Wednesday 1 March 2017

The Week That Was:

When Engineers Tied The Tiniest Knot:

Scientists at the University of Manchester have tied the tightest knot ever. They say that the achievement could lead to a new generation of supermaterials. “Some polymers, such as spider silk, can be twice as strong as steel so braiding polymer strands may lead to new generations of light, super-strong and flexible materials for fabrication and construction,” according David Leigh, a professor at Manchester’s School of Chemistry. The knot has eight crossings on a loop made from 192 atoms and just 20 nanometers long.

“Tying knots is a similar process to weaving, so the techniques being developed to tie knots in molecules should also be applicable to the weaving of molecular strands,” Leigh said. “For example, bulletproof vests and body armor are made of Kevlar, a plastic that consists of rigid molecular rods aligned in a parallel structure — however, interweaving polymer strands have the potential to create much tougher, lighter and more flexible materials in the same way that weaving threads does in our everyday world.”
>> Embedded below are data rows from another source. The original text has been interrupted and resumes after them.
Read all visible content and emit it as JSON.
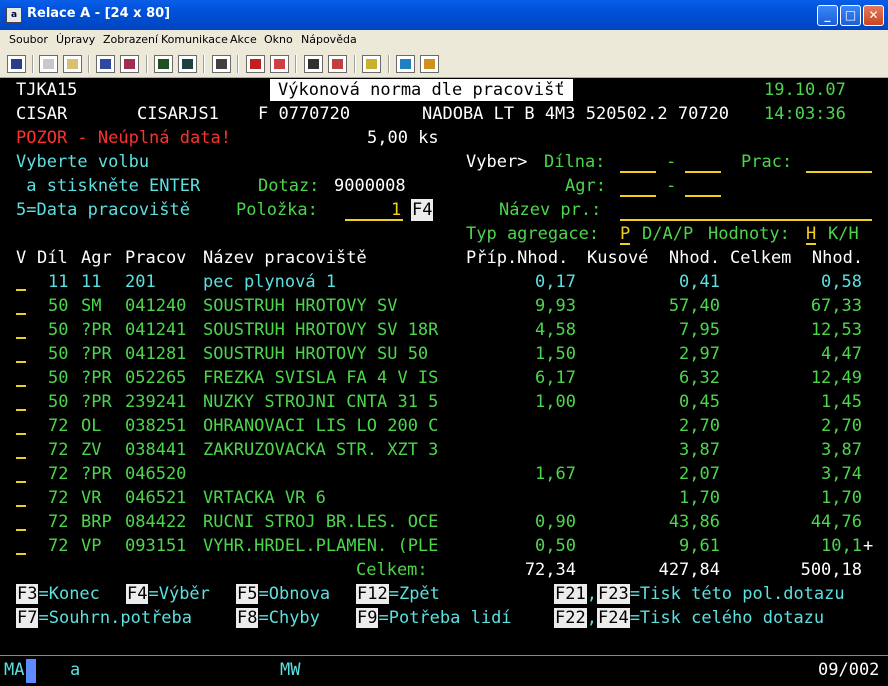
{
  "window": {
    "title": "Relace A - [24 x 80]",
    "icon_text": "a"
  },
  "menu": [
    "Soubor",
    "Úpravy",
    "Zobrazení",
    "Komunikace",
    "Akce",
    "Okno",
    "Nápověda"
  ],
  "toolbar_icons": [
    "print-icon",
    "copy-icon",
    "paste-icon",
    "send-icon",
    "receive-icon",
    "display-icon",
    "keyboard-icon",
    "macro-icon",
    "record-icon",
    "stop-icon",
    "play-icon",
    "pause-icon",
    "clipboard-icon",
    "globe-icon",
    "key-icon"
  ],
  "header": {
    "program": "TJKA15",
    "screen_title": "Výkonová norma dle pracovišť",
    "date": "19.10.07",
    "user": "CISAR",
    "device": "CISARJS1",
    "f_code": "F 0770720",
    "item_desc": "NADOBA LT B 4M3 520502.2 70720",
    "time": "14:03:36",
    "warning": "POZOR - Neúplná data!",
    "quantity": "5,00 ks"
  },
  "prompts": {
    "choose": "Vyberte volbu",
    "press_enter": " a stiskněte ENTER",
    "data_option": "5=Data pracoviště",
    "query_label": "Dotaz:",
    "query_value": "9000008",
    "item_label": "Položka:",
    "item_value": "1",
    "f4_tag": "F4",
    "select_label": "Vyber>",
    "dilna_label": "Dílna:",
    "dash": "-",
    "prac_label": "Prac:",
    "agr_label": "Agr:",
    "name_label": "Název pr.:",
    "agg_type_label": "Typ agregace:",
    "agg_type_value": "P",
    "agg_type_opts": "D/A/P",
    "values_label": "Hodnoty:",
    "values_value": "H",
    "values_opts": "K/H"
  },
  "columns": {
    "v": "V",
    "dil": "Díl",
    "agr": "Agr",
    "pracov": "Pracov",
    "nazev": "Název pracoviště",
    "prip": "Příp.Nhod.",
    "kusove": "Kusové  Nhod.",
    "celkem": "Celkem  Nhod."
  },
  "rows": [
    {
      "dil": "11",
      "agr": "11",
      "pracov": "201",
      "nazev": "pec plynová 1",
      "prip": "0,17",
      "kus": "0,41",
      "cel": "0,58",
      "cls": "c"
    },
    {
      "dil": "50",
      "agr": "SM",
      "pracov": "041240",
      "nazev": "SOUSTRUH HROTOVY SV",
      "prip": "9,93",
      "kus": "57,40",
      "cel": "67,33",
      "cls": "g"
    },
    {
      "dil": "50",
      "agr": "?PR",
      "pracov": "041241",
      "nazev": "SOUSTRUH HROTOVY SV 18R",
      "prip": "4,58",
      "kus": "7,95",
      "cel": "12,53",
      "cls": "g"
    },
    {
      "dil": "50",
      "agr": "?PR",
      "pracov": "041281",
      "nazev": "SOUSTRUH HROTOVY SU 50",
      "prip": "1,50",
      "kus": "2,97",
      "cel": "4,47",
      "cls": "g"
    },
    {
      "dil": "50",
      "agr": "?PR",
      "pracov": "052265",
      "nazev": "FREZKA SVISLA FA 4 V IS",
      "prip": "6,17",
      "kus": "6,32",
      "cel": "12,49",
      "cls": "g"
    },
    {
      "dil": "50",
      "agr": "?PR",
      "pracov": "239241",
      "nazev": "NUZKY STROJNI CNTA 31 5",
      "prip": "1,00",
      "kus": "0,45",
      "cel": "1,45",
      "cls": "g"
    },
    {
      "dil": "72",
      "agr": "OL",
      "pracov": "038251",
      "nazev": "OHRANOVACI LIS LO 200 C",
      "prip": "",
      "kus": "2,70",
      "cel": "2,70",
      "cls": "g"
    },
    {
      "dil": "72",
      "agr": "ZV",
      "pracov": "038441",
      "nazev": "ZAKRUZOVACKA STR. XZT 3",
      "prip": "",
      "kus": "3,87",
      "cel": "3,87",
      "cls": "g"
    },
    {
      "dil": "72",
      "agr": "?PR",
      "pracov": "046520",
      "nazev": "",
      "prip": "1,67",
      "kus": "2,07",
      "cel": "3,74",
      "cls": "g"
    },
    {
      "dil": "72",
      "agr": "VR",
      "pracov": "046521",
      "nazev": "VRTACKA VR 6",
      "prip": "",
      "kus": "1,70",
      "cel": "1,70",
      "cls": "g"
    },
    {
      "dil": "72",
      "agr": "BRP",
      "pracov": "084422",
      "nazev": "RUCNI STROJ BR.LES. OCE",
      "prip": "0,90",
      "kus": "43,86",
      "cel": "44,76",
      "cls": "g"
    },
    {
      "dil": "72",
      "agr": "VP",
      "pracov": "093151",
      "nazev": "VYHR.HRDEL.PLAMEN. (PLE",
      "prip": "0,50",
      "kus": "9,61",
      "cel": "10,1",
      "cls": "g"
    }
  ],
  "more_indicator": "+",
  "totals": {
    "label": "Celkem:",
    "prip": "72,34",
    "kus": "427,84",
    "cel": "500,18"
  },
  "fkeys": {
    "f3": {
      "key": "F3",
      "label": "=Konec"
    },
    "f4": {
      "key": "F4",
      "label": "=Výběr"
    },
    "f5": {
      "key": "F5",
      "label": "=Obnova"
    },
    "f12": {
      "key": "F12",
      "label": "=Zpět"
    },
    "f21": {
      "key": "F21",
      "sep": ",",
      "key2": "F23",
      "label": "=Tisk této pol.dotazu"
    },
    "f7": {
      "key": "F7",
      "label": "=Souhrn.potřeba"
    },
    "f8": {
      "key": "F8",
      "label": "=Chyby"
    },
    "f9": {
      "key": "F9",
      "label": "=Potřeba lidí"
    },
    "f22": {
      "key": "F22",
      "sep": ",",
      "key2": "F24",
      "label": "=Tisk celého dotazu"
    }
  },
  "status": {
    "mode": "MA",
    "session": "a",
    "mw": "MW",
    "position": "09/002"
  }
}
Meanwhile, Bioengineers at Duke University have tweaked the DNA of a salmonella bacteria strain that typically causes food poisoning and then used the modified bugs to attack glioblastoma, the deadliest form of brain cancer. The team engineered the bacteria to penetrate the protective blood-brain barrier and turned the bacteria “into a cancer-seeking missile that produces self-destruct orders deep within tumors.”

That’s because the genetic changes compelled the microbes to produce a pair of compounds called Azurin and p53 that tell cells to commit suicide. Duke reported that tests in rats with “extreme cases of the disease” extended the lives of 20 percent of the population by 100 days — roughly equivalent to 10 human years — and sent their tumors into complete remission. “A major challenge in treating gliomas is that the tumor is dispersed with no clear edge, making them difficult to completely surgically remove,” said Ravi Bellamkonda, dean of Duke’s Pratt School of Engineering and corresponding author of the paper.

“So designing bacteria to actively move and seek out these distributed tumors, and express their anti-tumor proteins only in hypoxic, purine-rich tumor regions is exciting.”